ECONOMY
PIPELINE GETS FUNDING
The press service said that 15 banks set up a syndicate to finance the Baku-Tbilisi-Ceyhan project. The syndicate was organized by ABN Amro, Citygroup, Mizuho and Societe Generale. The total amount of funds attracted for the project, including interest rates, will amount to 2.5bn dollars , with a total project cost of 3.6bn dollars.
Direct construction costs will amount to 2.95bn dollars, of which 30 per cent will be invested by shareholders and 70 per cent will be received as credits. Other expenditures include the acquisition of 10m barrels of oil to fill the pipeline (about 250m dollars - Interfax), and servicing of credits.
The future pipeline will stretch 1,767 kilometres (443 km through Azerbaijan, 248 km through Georgia and 1,076 km through Turkey) and will have a capacity of 50m tonnes of oil per annum and will require 1.5m tonnes of oil to fill it. The cost of the project is estimated at 2.95bn dollars. It is planned to complete construction work in the fourth quarter 2004 and to start to export Azerbaijani oil from the port of Ceyhan in May 2005.

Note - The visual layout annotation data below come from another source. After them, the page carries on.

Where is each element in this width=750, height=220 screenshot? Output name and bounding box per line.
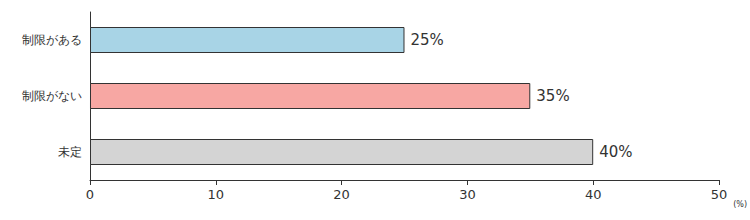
svg-text:0: 0 bbox=[86, 187, 94, 202]
svg-text:制限がある: 制限がある bbox=[22, 33, 82, 47]
svg-text:(%): (%) bbox=[733, 200, 747, 209]
svg-text:未定: 未定 bbox=[58, 145, 82, 159]
svg-text:20: 20 bbox=[333, 187, 350, 202]
svg-text:40%: 40% bbox=[599, 143, 632, 161]
svg-text:50: 50 bbox=[711, 187, 728, 202]
svg-text:制限がない: 制限がない bbox=[22, 89, 82, 103]
svg-text:30: 30 bbox=[459, 187, 476, 202]
svg-text:10: 10 bbox=[208, 187, 225, 202]
svg-text:35%: 35% bbox=[536, 87, 569, 105]
svg-text:25%: 25% bbox=[410, 31, 443, 49]
svg-text:40: 40 bbox=[585, 187, 602, 202]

The participants in the BTC project are: BP (30.1 per cent), SOCAR (25 per cent), UNOCAL (8.9 per cent), Statoil (8.71 per cent), TPAO (6.53 per cent), ENI (5 per cent), Itochu (3.4 per cent), ConocoPhillips (2.5 per cent), INPEX (2.5 per cent), TotalFinaElf (5 per cent), and Amerada Hess (2.36 per cent).
Creditors for the project break down into four groups. Firstly we have international financial organizations (the European Bank for Reconstruction and Development and the International Finance Corporation), which will provide their own funds in addition to guarantee for credits from commercial banks. The second group includes export-credit agencies that will provide guarantees to commercial banks to finance supplies of materials and equipment from six economically developed countries - the US, Britain, Japan, Germany, Italy and France. The third group includes 10 to 30 commercial banks and the fourth group includes participants in the project - BP, Statoil, Total and ConocoPhillips, which may pay out a total of 800m dollars.